Time complexity of the algorithm is proportional to the number of edges of the graph (plus initialization of the tables). A rough upper bound is 7*MaxN. In addition to the Memorizing algorithm, we also consider three other attempts to solve the problem. These are required to select the appropriate set of game instances for test.
Greedy algorithms
One can play the game by one step look-ahead greedy strategy. The player always takes those move, which gives the local optimum. Testing of this algorithm shows that for several game instances, the greedy strategy is winning. Making two steps look-ahead gives worth algorithm, it almost always loses the game.
The one step look-ahead greedy algorithm has been implemented in the file owarig1.pas, and two the step look-ahead greedy algorithm in the file owarig2.pas.
Random algorithm
The last attempt is based on randomization, or guessing the right move. Fortunately, the probability of winning a game by doing random choice is very low.
Test data
There are 51 different game instances modulo rotation. The solutions could be tested against all of them, but this is not recommended. The greedy algorithm wins 22 games (if the pit contents in the input are given in the order as listed in the file alldiff.txt) and the number of drawn game is 7. The test cases should be selected according to the intended difficulty level of the task. The test set should contain game instances, that are rotationally equivalent, because of the greedy algorithm might produce different results for them.
Test results for all algorithms are summarized in a table contained in the file alldiff.txt.
Game instances that are recommended for test have been indicated.
Time limit
Time limit should be set to reward time-efficient solutions. This is possible, because the running time of the less efficient solution (recursive algorithm) is larger by an order of magnitude.
Library implementations
The game is implemented in a client server architecture for test runs. The contestant’s program owari and the second player's program player2 executed as separate processes, player2 is the server and owari is the client. The programs communicate using inter-process communication that is implemented by named pipes. This solution is safe and robust.

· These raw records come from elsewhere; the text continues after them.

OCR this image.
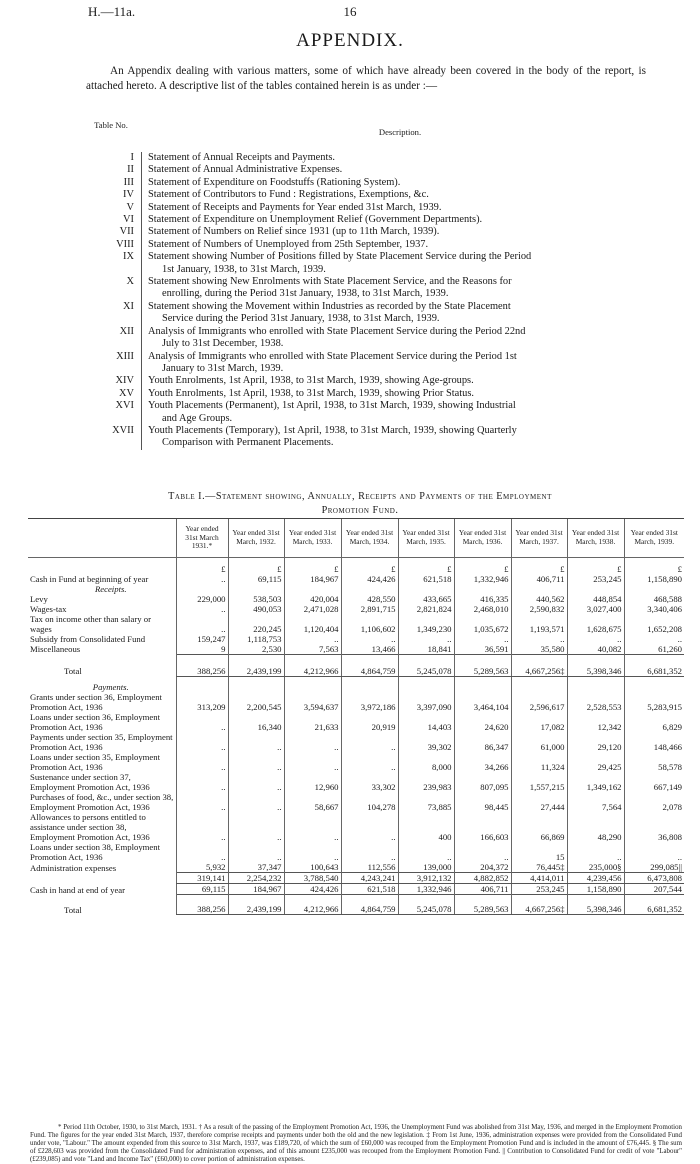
H.—11a.	16
APPENDIX.
An Appendix dealing with various matters, some of which have already been covered in the body of the report, is attached hereto. A descriptive list of the tables contained herein is as under :—
Table No.
Description.
I	Statement of Annual Receipts and Payments.
II	Statement of Annual Administrative Expenses.
III	Statement of Expenditure on Foodstuffs (Rationing System).
IV	Statement of Contributors to Fund : Registrations, Exemptions, &c.
V	Statement of Receipts and Payments for Year ended 31st March, 1939.
VI	Statement of Expenditure on Unemployment Relief (Government Departments).
VII	Statement of Numbers on Relief since 1931 (up to 11th March, 1939).
VIII	Statement of Numbers of Unemployed from 25th September, 1937.
IX	Statement showing Number of Positions filled by State Placement Service during the Period
1st January, 1938, to 31st March, 1939.
X	Statement showing New Enrolments with State Placement Service, and the Reasons for
enrolling, during the Period 31st January, 1938, to 31st March, 1939.
XI	Statement showing the Movement within Industries as recorded by the State Placement
Service during the Period 31st January, 1938, to 31st March, 1939.
XII	Analysis of Immigrants who enrolled with State Placement Service during the Period 22nd
July to 31st December, 1938.
XIII	Analysis of Immigrants who enrolled with State Placement Service during the Period 1st
January to 31st March, 1939.
XIV	Youth Enrolments, 1st April, 1938, to 31st March, 1939, showing Age-groups.
XV	Youth Enrolments, 1st April, 1938, to 31st March, 1939, showing Prior Status.
XVI	Youth Placements (Permanent), 1st April, 1938, to 31st March, 1939, showing Industrial
and Age Groups.
XVII	Youth Placements (Temporary), 1st April, 1938, to 31st March, 1939, showing Quarterly
Comparison with Permanent Placements.
Table I.—Statement showing, Annually, Receipts and Payments of the Employment
Promotion Fund.
	Year ended 31st March 1931.*	Year ended 31st March, 1932.	Year ended 31st March, 1933.	Year ended 31st March, 1934.	Year ended 31st March, 1935.	Year ended 31st March, 1936.	Year ended 31st March, 1937.	Year ended 31st March, 1938.	Year ended 31st March, 1939.
	£	£	£	£	£	£	£	£	£
Cash in Fund at beginning of year	..	69,115	184,967	424,426	621,518	1,332,946	406,711	253,245	1,158,890
Receipts.									
Levy	229,000	538,503	420,004	428,550	433,665	416,335	440,562	448,854	468,588
Wages-tax	..	490,053	2,471,028	2,891,715	2,821,824	2,468,010	2,590,832	3,027,400	3,340,406
Tax on income other than salary or wages	..	220,245	1,120,404	1,106,602	1,349,230	1,035,672	1,193,571	1,628,675	1,652,208
Subsidy from Consolidated Fund	159,247	1,118,753	..	..	..	..	..	..	..
Miscellaneous	9	2,530	7,563	13,466	18,841	36,591	35,580	40,082	61,260
Total	388,256	2,439,199	4,212,966	4,864,759	5,245,078	5,289,563	4,667,256‡	5,398,346	6,681,352
Payments.									
Grants under section 36, Employment Promotion Act, 1936	313,209	2,200,545	3,594,637	3,972,186	3,397,090	3,464,104	2,596,617	2,528,553	5,283,915
Loans under section 36, Employment Promotion Act, 1936	..	16,340	21,633	20,919	14,403	24,620	17,082	12,342	6,829
Payments under section 35, Employment Promotion Act, 1936	..	..	..	..	39,302	86,347	61,000	29,120	148,466
Loans under section 35, Employment Promotion Act, 1936	..	..	..	..	8,000	34,266	11,324	29,425	58,578
Sustenance under section 37, Employment Promotion Act, 1936	..	..	12,960	33,302	239,983	807,095	1,557,215	1,349,162	667,149
Purchases of food, &c., under section 38, Employment Promotion Act, 1936	..	..	58,667	104,278	73,885	98,445	27,444	7,564	2,078
Allowances to persons entitled to assistance under section 38, Employment Promotion Act, 1936	..	..	..	..	400	166,603	66,869	48,290	36,808
Loans under section 38, Employment Promotion Act, 1936	..	..	..	..	..	..	15	..	..
Administration expenses	5,932	37,347	100,643	112,556	139,000	204,372	76,445‡	235,000§	299,085||
	319,141	2,254,232	3,788,540	4,243,241	3,912,132	4,882,852	4,414,011	4,239,456	6,473,808
Cash in hand at end of year	69,115	184,967	424,426	621,518	1,332,946	406,711	253,245	1,158,890	207,544
Total	388,256	2,439,199	4,212,966	4,864,759	5,245,078	5,289,563	4,667,256‡	5,398,346	6,681,352
* Period 11th October, 1930, to 31st March, 1931. † As a result of the passing of the Employment Promotion Act, 1936, the Unemployment Fund was abolished from 31st May, 1936, and merged in the Employment Promotion Fund. The figures for the year ended 31st March, 1937, therefore comprise receipts and payments under both the old and the new legislation. ‡ From 1st June, 1936, administration expenses were provided from the Consolidated Fund under vote, "Labour." The amount expended from this source to 31st March, 1937, was £189,720, of which the sum of £60,000 was recouped from the Employment Promotion Fund and is included in the amount of £76,445. § The sum of £228,603 was provided from the Consolidated Fund for administration expenses, and of this amount £235,000 was recouped from the Employment Promotion Fund. || Contribution to Consolidated Fund for credit of vote "Labour" (£239,085) and vote "Land and Income Tax" (£60,000) to cover portion of administration expenses.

Only a small library is needed on the client side to implement IPC. Communication is strongly synchronized. Client can only communicate with the server by executing one of the three library operations. The client always sends two integers, the opcode and the operand (possible dummy) and waiting for receiving one integer as a response. The server is listening in a loop for incoming requests, always waiting for two integers (sent by the client), then computes the response and sends it back. The server program starts first and running in background. It is assumed that player2 owned and executed
by a special user which is different from any contestant. It first creates a dummy output file and changes its ownership and permission, so contestant's program can not modify the output file and it will be there even if the client program terminates abnormally. Then opens two pipes, one for input and one for output and listening in a loop for incoming requests on its input pipe.
In case of illegal operand (move) or at the end of the game, the answer sent back makes the client terminate (abnormal or normal, respectively). In case of normal termination, the server closes the pipes and write the output file, after client has been terminated. The client program opens the pipes with appropriate modes at the first call of any of the library operations. If the client initiates its termination or killed because time limit expired, the server terminates due to broken pipe error which is reported on stderr. Therefore, the stderr of both programs should be redirected to files.
Contest-time version is implemented as a single program. The main reason is that IPC is not supported on Windows by gcc/FreePascal. Moreover, it is not important to protect the second player's program (the library) from the contestant program, and the single program version is more convenient for the contestant.